At the time he wrote I-Feel-Like-I’m-Fixin’-To-Die Rag, Joe was co-leader of the newly formed Country Joe and the Fish and he added a special F-I-S-H chant before the song, “Give me an F, give me an I, give me an S, give me an H.” By the time his group appeared at Woodstock in 1969, the Fish were on the verge of breaking up, the chant was a different four-letter word beginning in “F” and Joe was performing before hundreds of thousands. Many would stand and sing along, a moment captured in the Woodstock documentary released the following year. (For the film, the song’s lyrics appeared as subtitles, a bouncing ball on top).
“Some people alluded to peace and stuff (at Woodstock), but I was talking about Vietnam,” Joe told The Associated Press in 2019. He called the opening chant “an expression of our anger and frustration over the Vietnam War, which was killing us, literally killing us.”

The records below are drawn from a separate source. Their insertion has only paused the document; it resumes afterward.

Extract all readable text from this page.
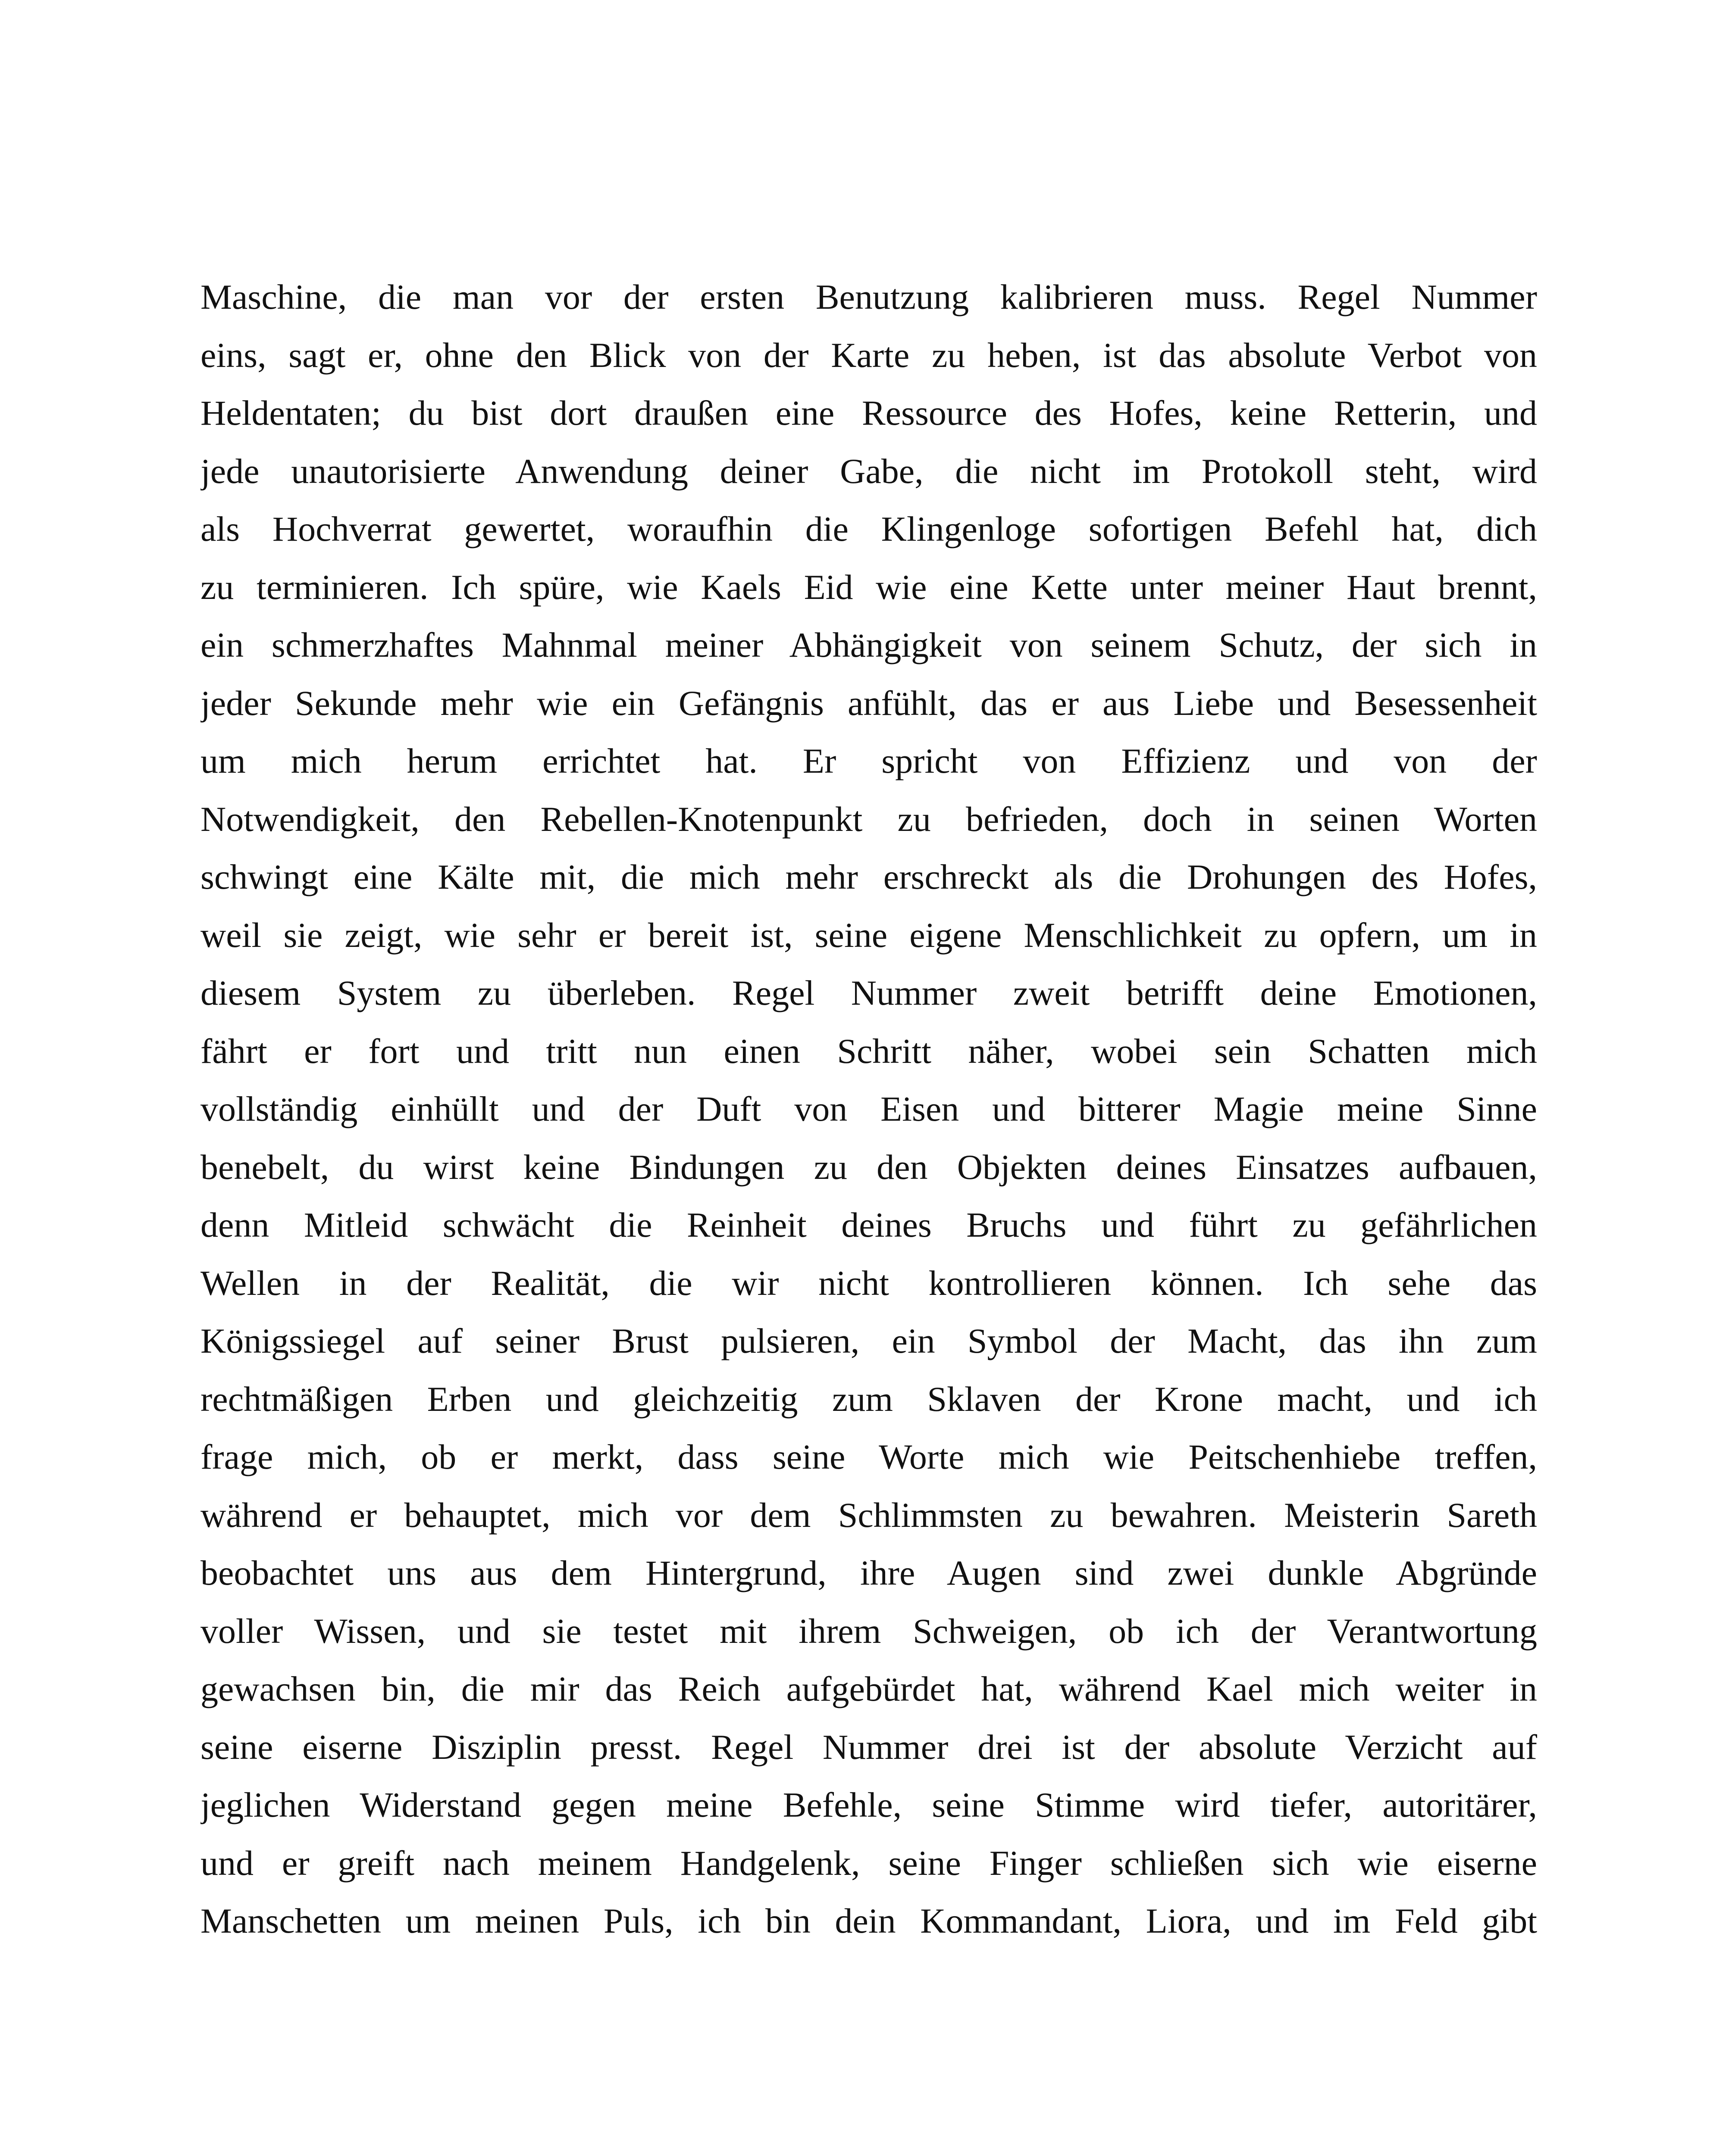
Maschine, die man vor der ersten Benutzung kalibrieren muss. Regel Nummer
eins, sagt er, ohne den Blick von der Karte zu heben, ist das absolute Verbot von
Heldentaten; du bist dort draußen eine Ressource des Hofes, keine Retterin, und
jede unautorisierte Anwendung deiner Gabe, die nicht im Protokoll steht, wird
als Hochverrat gewertet, woraufhin die Klingenloge sofortigen Befehl hat, dich
zu terminieren. Ich spüre, wie Kaels Eid wie eine Kette unter meiner Haut brennt,
ein schmerzhaftes Mahnmal meiner Abhängigkeit von seinem Schutz, der sich in
jeder Sekunde mehr wie ein Gefängnis anfühlt, das er aus Liebe und Besessenheit
um mich herum errichtet hat. Er spricht von Effizienz und von der
Notwendigkeit, den Rebellen-Knotenpunkt zu befrieden, doch in seinen Worten
schwingt eine Kälte mit, die mich mehr erschreckt als die Drohungen des Hofes,
weil sie zeigt, wie sehr er bereit ist, seine eigene Menschlichkeit zu opfern, um in
diesem System zu überleben. Regel Nummer zweit betrifft deine Emotionen,
fährt er fort und tritt nun einen Schritt näher, wobei sein Schatten mich
vollständig einhüllt und der Duft von Eisen und bitterer Magie meine Sinne
benebelt, du wirst keine Bindungen zu den Objekten deines Einsatzes aufbauen,
denn Mitleid schwächt die Reinheit deines Bruchs und führt zu gefährlichen
Wellen in der Realität, die wir nicht kontrollieren können. Ich sehe das
Königssiegel auf seiner Brust pulsieren, ein Symbol der Macht, das ihn zum
rechtmäßigen Erben und gleichzeitig zum Sklaven der Krone macht, und ich
frage mich, ob er merkt, dass seine Worte mich wie Peitschenhiebe treffen,
während er behauptet, mich vor dem Schlimmsten zu bewahren. Meisterin Sareth
beobachtet uns aus dem Hintergrund, ihre Augen sind zwei dunkle Abgründe
voller Wissen, und sie testet mit ihrem Schweigen, ob ich der Verantwortung
gewachsen bin, die mir das Reich aufgebürdet hat, während Kael mich weiter in
seine eiserne Disziplin presst. Regel Nummer drei ist der absolute Verzicht auf
jeglichen Widerstand gegen meine Befehle, seine Stimme wird tiefer, autoritärer,
und er greift nach meinem Handgelenk, seine Finger schließen sich wie eiserne
Manschetten um meinen Puls, ich bin dein Kommandant, Liora, und im Feld gibt
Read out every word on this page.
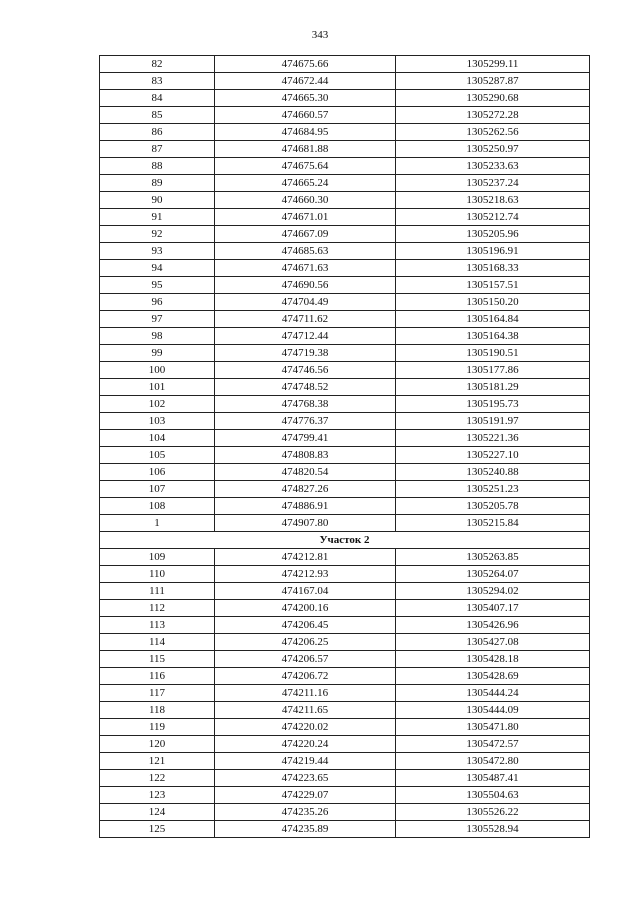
343
82	474675.66	1305299.11
83	474672.44	1305287.87
84	474665.30	1305290.68
85	474660.57	1305272.28
86	474684.95	1305262.56
87	474681.88	1305250.97
88	474675.64	1305233.63
89	474665.24	1305237.24
90	474660.30	1305218.63
91	474671.01	1305212.74
92	474667.09	1305205.96
93	474685.63	1305196.91
94	474671.63	1305168.33
95	474690.56	1305157.51
96	474704.49	1305150.20
97	474711.62	1305164.84
98	474712.44	1305164.38
99	474719.38	1305190.51
100	474746.56	1305177.86
101	474748.52	1305181.29
102	474768.38	1305195.73
103	474776.37	1305191.97
104	474799.41	1305221.36
105	474808.83	1305227.10
106	474820.54	1305240.88
107	474827.26	1305251.23
108	474886.91	1305205.78
1	474907.80	1305215.84
Участок 2		
109	474212.81	1305263.85
110	474212.93	1305264.07
111	474167.04	1305294.02
112	474200.16	1305407.17
113	474206.45	1305426.96
114	474206.25	1305427.08
115	474206.57	1305428.18
116	474206.72	1305428.69
117	474211.16	1305444.24
118	474211.65	1305444.09
119	474220.02	1305471.80
120	474220.24	1305472.57
121	474219.44	1305472.80
122	474223.65	1305487.41
123	474229.07	1305504.63
124	474235.26	1305526.22
125	474235.89	1305528.94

The song helped make him famous, but brought legal and professional consequences. In 1968, Ed Sullivan canceled a planned appearance by Country Joe and the Fish on his variety show when he learned of the new opening cheer. Soon after Woodstock, Joe was arrested and fined for using the cheer at a show in Worcester, Massachusetts, an ordeal which helped hasten the band’s demise.
Joe even performed the song in court. His friendships with such political radicals as Abbie Hoffman and Jerry Rubin led to his being called in as a witness in the Chicago Eight (or Seven) trial against organisers of anti-war protests at the 1968 Democratic National Convention in Chicago. On the stand, he explained how he had met with Hoffman and others and told them about I-Feel-Like-I’m-Fixin’-To-Die Rag. When he began performing it, the judge interrupted and told him "No singing is permitted in the courtroom.”
Although defined by his anti-war activism, McDonald would acknowledge conflicted feelings about Vietnam. He had served in the Navy, in Japan, in the late 1950s, and found himself identifying with both the protesters and those serving overseas. In the 1990s, he helped organise the construction of a Vietnam Veterans Memorial in Berkeley, formally unveiled in 1995.